That much, Jack could believe. After all, it wasn't as if he and Gwen had been sitting on their hands. They'd been flat out doing much the same thing as UNIT, just in a less official capacity. After the events of Miracle Day, the world had been in a total mess, just as the Families had planned. Entire economies had collapsed, governments across the globe were in chaos, medical systems were under pressure, and there was general social upheaval, often requiring military intervention to maintain order. Things were gradually starting to repair themselves over time, but it was a slow process.

But the main problem, of which most people on Earth were blissfully ignorant, was that the turmoil on their planet had not gone unnoticed by the rest of the Universe. Jack and Gwen had been run off their feet dealing with alien incursions. Some of them were merely inquisitive, such as the boisterous group of young students from the Anthropology Department of the University on Thogost, bent on enjoying a field trip to a primitive planet. However, some of them were not so benign, such as the scouting party for a Sontaran war fleet that had turned up a few weeks ago, seeking to take advantage of the confusion across the world to launch an invasion. Jack had his work cut out for him, using every resource he had available, to keep the Earth safe and to put out the message to any other extra-terrestrials watching that the planet was still protected.

Whatever threat the Home Office had detected, it had obviously slipped under the radar while he was otherwise occupied.

"What do you want from me, Rex? And why are you involved in this anyway? It's a bit out of your jurisdiction, isn't it?"

"I figure, after everything that happened back at the Blessing, Torchwood's stuck with me and I'm stuck with Torchwood," the CIA agent responded gruffly. "And if I'm a still member of the team, that makes this my jurisdiction. If it's alien, it's ours, right?"

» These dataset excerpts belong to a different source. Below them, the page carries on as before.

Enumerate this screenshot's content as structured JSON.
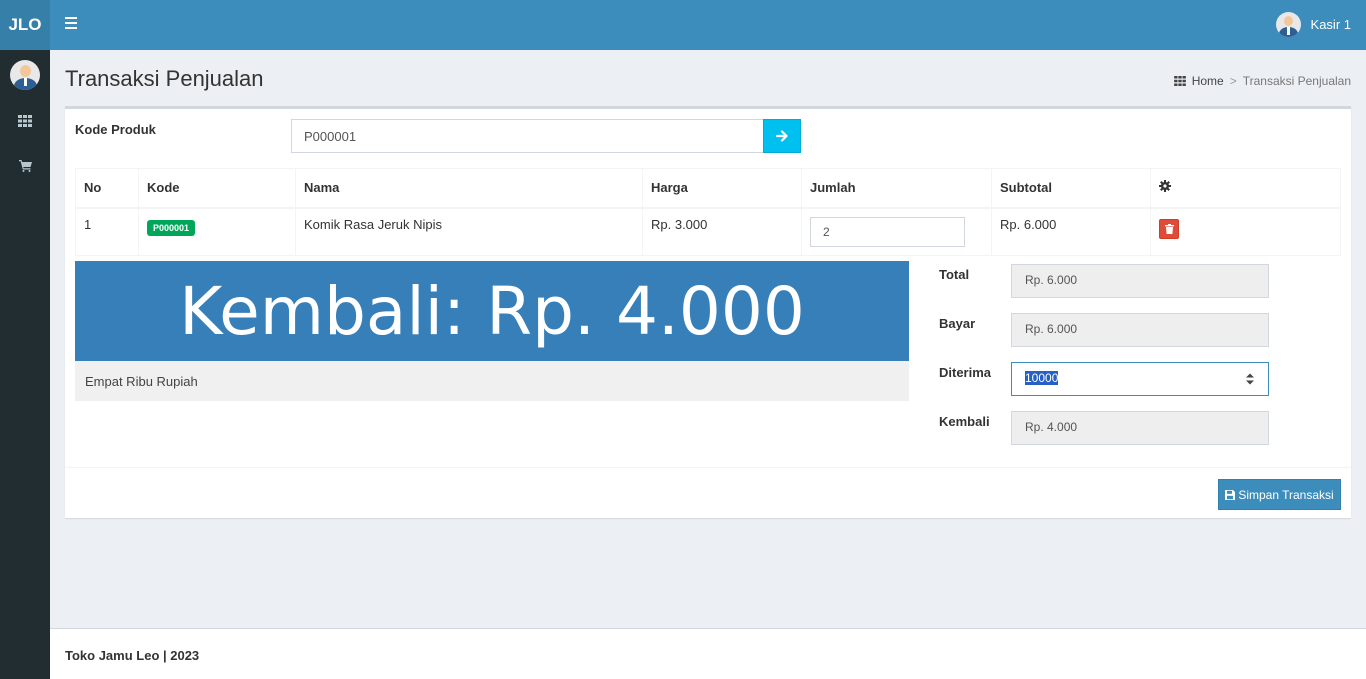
{
  "app": {
    "logo": "JLO"
  },
  "header": {
    "user_name": "Kasir 1"
  },
  "sidebar": {
    "icons": [
      "dashboard-grid-icon",
      "cart-icon"
    ]
  },
  "page": {
    "title": "Transaksi Penjualan",
    "breadcrumb": {
      "home": "Home",
      "separator": ">",
      "current": "Transaksi Penjualan"
    }
  },
  "form": {
    "kode_label": "Kode Produk",
    "kode_value": "P000001"
  },
  "table": {
    "headers": [
      "No",
      "Kode",
      "Nama",
      "Harga",
      "Jumlah",
      "Subtotal"
    ],
    "rows": [
      {
        "no": "1",
        "kode": "P000001",
        "nama": "Komik Rasa Jeruk Nipis",
        "harga": "Rp. 3.000",
        "jumlah": "2",
        "subtotal": "Rp. 6.000"
      }
    ]
  },
  "display": {
    "kembali": "Kembali: Rp. 4.000",
    "terbilang": "Empat Ribu Rupiah"
  },
  "summary": {
    "total_label": "Total",
    "total_value": "Rp. 6.000",
    "bayar_label": "Bayar",
    "bayar_value": "Rp. 6.000",
    "diterima_label": "Diterima",
    "diterima_value": "10000",
    "kembali_label": "Kembali",
    "kembali_value": "Rp. 4.000"
  },
  "actions": {
    "save_label": "Simpan Transaksi"
  },
  "footer": {
    "text": "Toko Jamu Leo | 2023"
  },
  "colors": {
    "header": "#3c8dbc",
    "logo": "#367fa9",
    "sidebar": "#222d32",
    "panel": "#367fb9",
    "success": "#00a65a",
    "danger": "#dd4b39",
    "info": "#00c0ef"
  }
}
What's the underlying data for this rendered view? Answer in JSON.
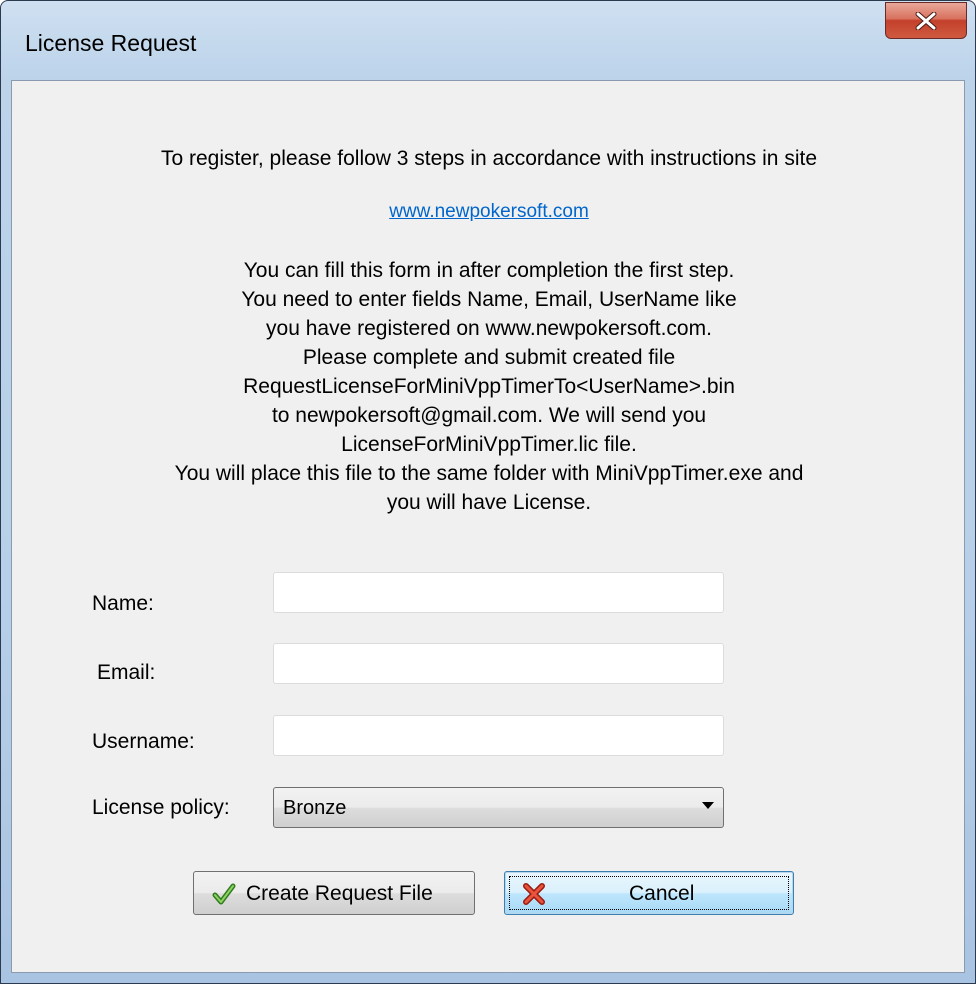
{
  "window": {
    "title": "License Request",
    "close_glyph": "x"
  },
  "intro": {
    "line1": "To register, please follow 3 steps in accordance with instructions in site",
    "link": "www.newpokersoft.com",
    "instructions": [
      "You can fill this form in after completion the first step.",
      "You need to enter fields Name, Email, UserName like",
      "you have registered on www.newpokersoft.com.",
      "Please complete and submit created file",
      "RequestLicenseForMiniVppTimerTo<UserName>.bin",
      "to newpokersoft@gmail.com. We will send you",
      "LicenseForMiniVppTimer.lic file.",
      "You will place this file to the same folder with MiniVppTimer.exe and",
      "you will have License."
    ]
  },
  "form": {
    "name_label": "Name:",
    "name_value": "",
    "email_label": "Email:",
    "email_value": "",
    "username_label": "Username:",
    "username_value": "",
    "policy_label": "License policy:",
    "policy_value": "Bronze"
  },
  "buttons": {
    "create_label": "Create Request File",
    "cancel_label": "Cancel"
  },
  "colors": {
    "link": "#0066cc",
    "client_bg": "#f0f0f0",
    "close_button": "#c3402b"
  },
  "icons": {
    "close": "close-icon",
    "create": "checkmark-icon",
    "cancel": "cross-icon",
    "dropdown": "chevron-down-icon"
  }
}
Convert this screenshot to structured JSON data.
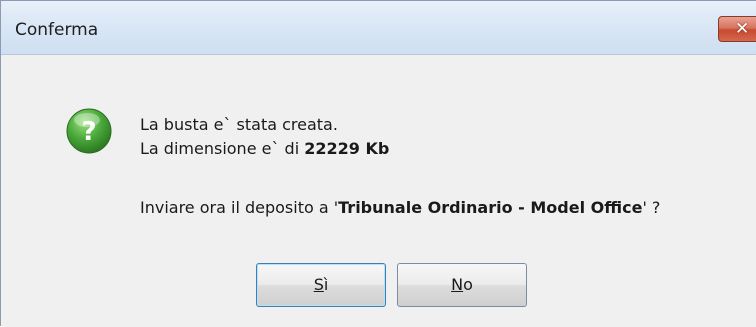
{
  "window": {
    "title": "Conferma",
    "close_glyph": "✕"
  },
  "message": {
    "line1": "La busta e` stata creata.",
    "line2_prefix": "La dimensione e` di ",
    "line2_value": "22229 Kb",
    "line3_prefix": "Inviare ora il deposito a '",
    "line3_target": "Tribunale Ordinario - Model Office",
    "line3_suffix": "' ?"
  },
  "icon": {
    "name": "question-icon",
    "glyph": "?",
    "color": "#4aa83a"
  },
  "buttons": {
    "yes_mnemonic": "S",
    "yes_rest": "ì",
    "no_mnemonic": "N",
    "no_rest": "o"
  }
}
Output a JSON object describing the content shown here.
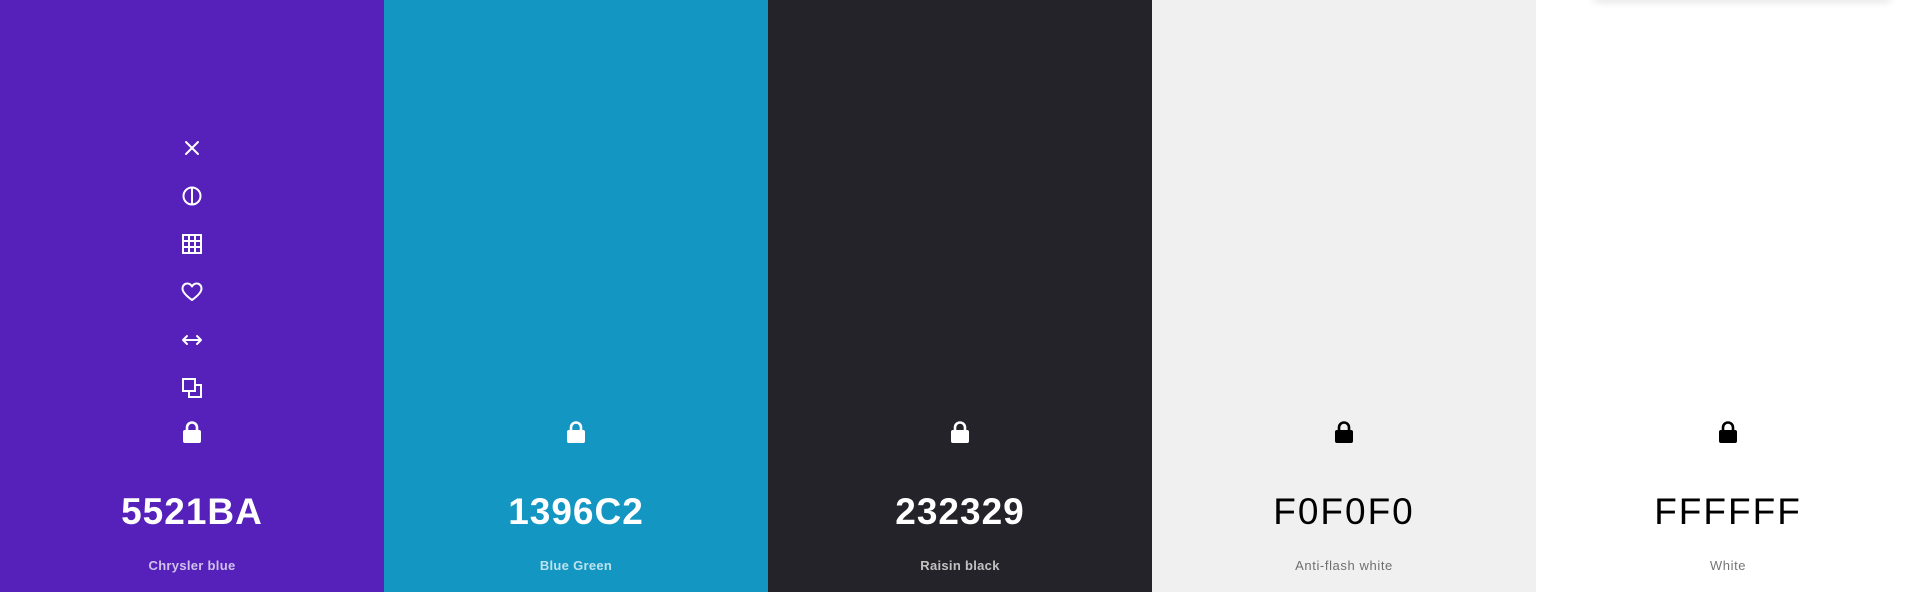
{
  "swatches": [
    {
      "hex": "5521BA",
      "name": "Chrysler blue",
      "color": "#5521BA",
      "tone": "dark",
      "show_toolbar": true
    },
    {
      "hex": "1396C2",
      "name": "Blue Green",
      "color": "#1396C2",
      "tone": "dark",
      "show_toolbar": false
    },
    {
      "hex": "232329",
      "name": "Raisin black",
      "color": "#232329",
      "tone": "dark",
      "show_toolbar": false
    },
    {
      "hex": "F0F0F0",
      "name": "Anti-flash white",
      "color": "#F0F0F0",
      "tone": "light",
      "show_toolbar": false
    },
    {
      "hex": "FFFFFF",
      "name": "White",
      "color": "#FFFFFF",
      "tone": "light",
      "show_toolbar": false
    }
  ],
  "toolbar_icons": [
    "close-icon",
    "contrast-icon",
    "grid-icon",
    "heart-icon",
    "arrows-horizontal-icon",
    "copy-icon"
  ],
  "lock_icon": "lock-icon"
}
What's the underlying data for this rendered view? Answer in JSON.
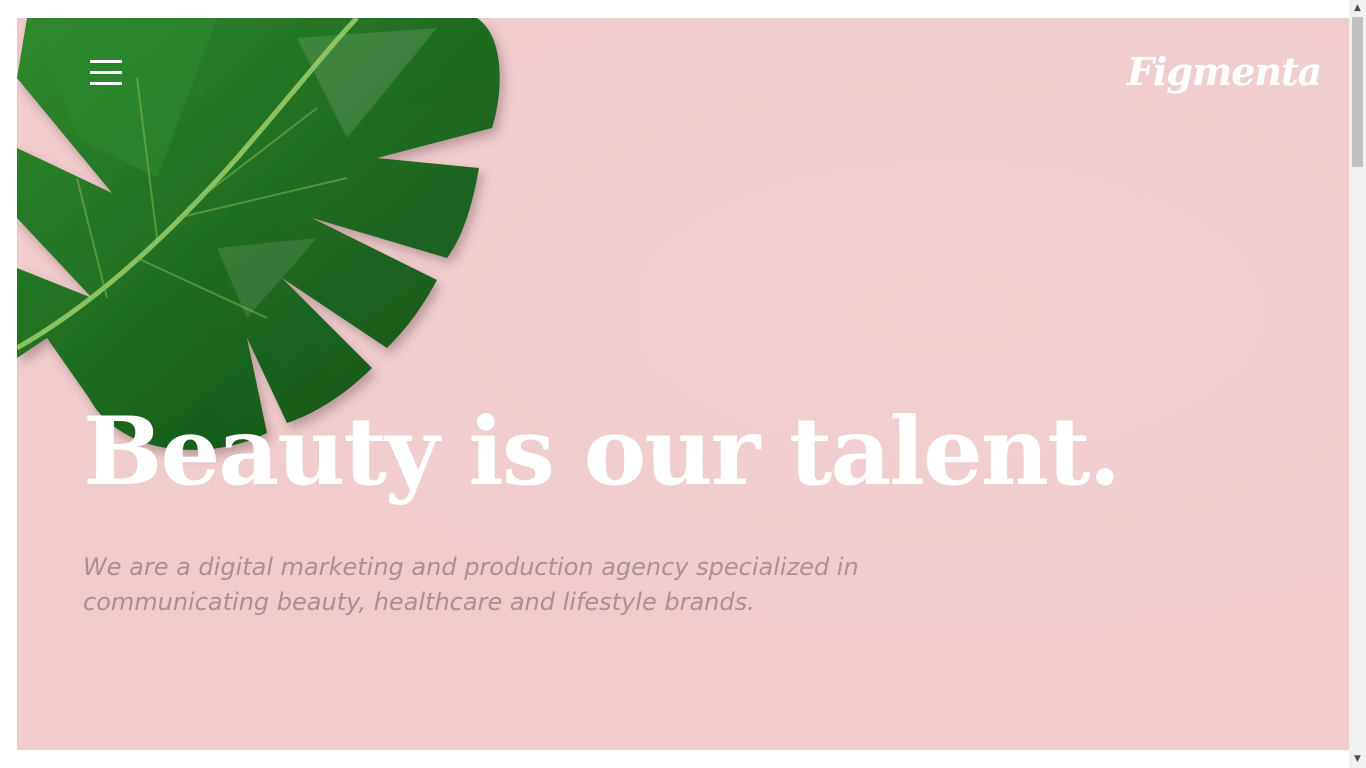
{
  "brand": {
    "logo_text": "Figmenta",
    "background_color": "#f0cccd",
    "leaf_color": "#1f6b22"
  },
  "nav": {
    "menu_icon": "hamburger-menu-icon"
  },
  "hero": {
    "headline": "Beauty is our talent.",
    "subheadline": "We are a digital marketing and production agency specialized in communicating beauty, healthcare and lifestyle brands."
  },
  "scrollbar": {
    "up_icon": "scroll-up-arrow-icon",
    "down_icon": "scroll-down-arrow-icon"
  }
}
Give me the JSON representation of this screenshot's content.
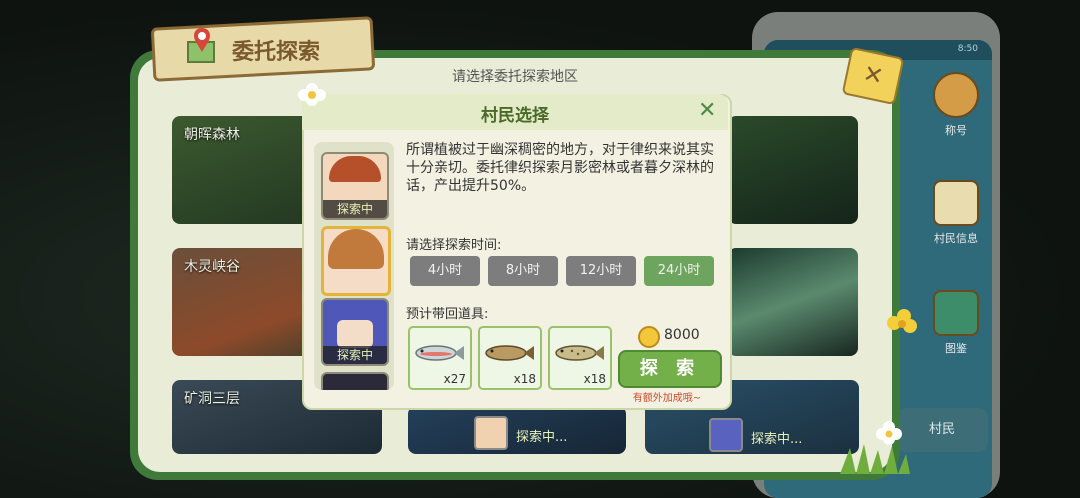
{
  "header": {
    "title": "委托探索",
    "subtitle": "请选择委托探索地区"
  },
  "areas": [
    {
      "name": "朝晖森林"
    },
    {
      "name": "木灵峡谷"
    },
    {
      "name": "矿洞三层"
    }
  ],
  "bottom_status": [
    {
      "label": "探索中..."
    },
    {
      "label": "探索中..."
    }
  ],
  "side_panel": {
    "time": "8:50",
    "items": [
      {
        "label": "称号",
        "icon": "badge-icon"
      },
      {
        "label": "村民信息",
        "icon": "profile-card-icon"
      },
      {
        "label": "图鉴",
        "icon": "book-icon"
      }
    ],
    "village_tab": "村民"
  },
  "dialog": {
    "title": "村民选择",
    "close": "✕",
    "villagers": [
      {
        "status": "探索中"
      },
      {
        "status": ""
      },
      {
        "status": "探索中"
      },
      {
        "status": ""
      }
    ],
    "description": "所谓植被过于幽深稠密的地方，对于律织来说其实十分亲切。委托律织探索月影密林或者暮夕深林的话，产出提升50%。",
    "time_label": "请选择探索时间:",
    "time_options": [
      "4小时",
      "8小时",
      "12小时",
      "24小时"
    ],
    "selected_time": "24小时",
    "items_label": "预计带回道具:",
    "items": [
      {
        "name": "fish-red",
        "count": "x27"
      },
      {
        "name": "fish-brown",
        "count": "x18"
      },
      {
        "name": "fish-spotted",
        "count": "x18"
      }
    ],
    "cost": "8000",
    "explore_button": "探 索",
    "bonus_note": "有额外加成哦~"
  },
  "colors": {
    "accent": "#6ea55e",
    "frame": "#3f7a3a",
    "warning": "#d04b2b"
  }
}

"Yeah." Jack observed him closely, trying to wrap his mind around the implications of having another immortal on the team. Or having another immortal /anywhere/. He was so used to having to carry the burden alone. "How did you find me, anyway?"

Rex shrugged. "Gwen and I have kept in touch."

That wasn't so surprising, even though Gwen had never mentioned it. She had always been the beating heart of Torchwood, the one that brought compassion to their work. It would be like her to want to keep an eye on Rex, after the shock he'd experienced when he discovered what he had become.

"All right... fine. Let's just suppose, for argument's sake, I was willing to help. Exactly what do the Home Office need me to sort out?"

Reaching into the pocket of his overcoat, Rex produced a small packet. One by one, he drew out some photos – ten in all – and laid them on top of the pizza box in two neat lines.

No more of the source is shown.